Professor, Energy and Materials Research Group Simon Fraser University
Mark has been a professor since 1986 in the School of Resource and Environmental Management at Vancouver’s Simon Fraser University. The only exception is 1992 to 1997, when he took a leave of absence to serve as Chair and CEO of the British Columbia Utilities Commission. His PhD is from the Energy Economics and Policy Institute at the University of Grenoble. He has published over 100 academic papers, most of these related to his principal research focus: the design and application of energy-economy models that assess the effectiveness of sustainable energy and climate policies. For his career research, he was named a Fellow of the Royal Society of Canada in 2009 and British Columbia’s Academic of the Year in 2008. He has contributed to several major processes and assessments, including the Intergovernmental Panel on Climate Change (93-96 and 2010-2012), the China Council for International Cooperation on Environment and Development (1995-2001 and 2007-2009), Canada’s National Roundtable on the Environment and the Economy (2006-2009), British Columbia’s Climate Action Team (2007-2009), and the Global Energy Assessment (2008-2012). In 2006, his book, Sustainable Fossil Fuels, won the Donner Prize for top policy book in Canada. At Simon Fraser University he teaches graduate and undergraduate versions of an interdisciplinary course in energy and materials sustainability, covering basic physics, technologies, economics, policy and human cognition and behavior.

Dianne Zimmerman

Program Director, Transportation & Urban Solutions Pembina Institute

Dianne is the director of the Pembina Institute’s transportation and urban solutions program in Ontario. Dianne focuses on engaging in a variety of strategies and activities characteristic of the Pembina Institute: policy research and analysis, transportation sector data analysis and scenario modelling; convening, consulting and collaborating on projects with key stakeholders; and awareness building via public and media engagement. The emphasis in Ontario is to support sustainable transportation solutions and location-efficient development in the Greater Toronto and Hamilton Area, while sharing research and pilot project experiences with other jurisdictions across Canada.

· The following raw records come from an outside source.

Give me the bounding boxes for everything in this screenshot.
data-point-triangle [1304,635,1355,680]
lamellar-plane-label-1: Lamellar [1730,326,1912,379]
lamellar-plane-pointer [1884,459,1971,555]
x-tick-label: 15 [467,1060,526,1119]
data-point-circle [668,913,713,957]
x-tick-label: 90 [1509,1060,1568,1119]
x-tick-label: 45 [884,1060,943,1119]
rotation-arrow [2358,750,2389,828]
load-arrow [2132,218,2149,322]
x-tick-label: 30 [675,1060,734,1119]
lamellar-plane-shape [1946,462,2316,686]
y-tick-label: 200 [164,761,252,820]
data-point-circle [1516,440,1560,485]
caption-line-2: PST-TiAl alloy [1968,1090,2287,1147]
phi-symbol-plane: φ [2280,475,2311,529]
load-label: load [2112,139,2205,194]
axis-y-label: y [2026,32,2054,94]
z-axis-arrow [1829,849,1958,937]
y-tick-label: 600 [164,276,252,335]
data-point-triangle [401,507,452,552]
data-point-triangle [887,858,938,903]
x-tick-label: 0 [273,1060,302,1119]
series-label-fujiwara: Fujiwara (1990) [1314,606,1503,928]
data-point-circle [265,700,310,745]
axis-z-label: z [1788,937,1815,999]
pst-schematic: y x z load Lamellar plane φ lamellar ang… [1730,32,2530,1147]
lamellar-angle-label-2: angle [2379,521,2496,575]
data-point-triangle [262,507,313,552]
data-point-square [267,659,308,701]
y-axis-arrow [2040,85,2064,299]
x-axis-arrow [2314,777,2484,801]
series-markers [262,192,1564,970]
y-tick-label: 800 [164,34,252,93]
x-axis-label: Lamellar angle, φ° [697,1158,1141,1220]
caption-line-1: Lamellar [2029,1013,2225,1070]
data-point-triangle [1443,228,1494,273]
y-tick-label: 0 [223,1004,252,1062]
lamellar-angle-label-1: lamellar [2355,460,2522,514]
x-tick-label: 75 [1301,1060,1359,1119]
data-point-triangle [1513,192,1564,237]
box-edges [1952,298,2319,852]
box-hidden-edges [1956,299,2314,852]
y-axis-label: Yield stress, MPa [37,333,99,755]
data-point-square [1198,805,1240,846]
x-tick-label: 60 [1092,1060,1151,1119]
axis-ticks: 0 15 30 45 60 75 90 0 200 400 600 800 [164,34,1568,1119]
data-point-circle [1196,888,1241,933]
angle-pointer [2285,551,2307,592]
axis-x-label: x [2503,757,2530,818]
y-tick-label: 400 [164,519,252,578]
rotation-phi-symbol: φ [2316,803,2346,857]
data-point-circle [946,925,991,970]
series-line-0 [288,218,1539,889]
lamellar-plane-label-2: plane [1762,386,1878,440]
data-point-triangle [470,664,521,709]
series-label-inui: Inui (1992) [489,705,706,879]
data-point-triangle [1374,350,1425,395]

Prior to joining the Pembina Institute, Dianne worked for Suncor Energy supporting their climate change action plan, implemented greenhouse gas regulations, advocated for policies and incentives to increase renewable energy development and worked collaboratively with stakeholders to find solutions to complex sustainability and energy issues. She led the stakeholder consultation process to build two large scale wind energy projects (totalling 140 MW) under Ontario’s Green Energy Act. She has also worked with Pollution Probe, the Canadian Energy Efficiency Alliance and the Summerhill Group.

Dianne has a Master of Environmental Studies from York University and a bachelor of arts degree in commerce and environmental studies from the University of Toronto, and is a LEED accredited professional. She is co-founder of Connecting Environmental Professionals and past co-chair of Alberta EcoTrust Foundation, and she received the Queen Elizabeth II Diamond Jubilee Medal in 2012. She enjoys spending time with her family and lives in Port Credit – a great example of a location-efficient community.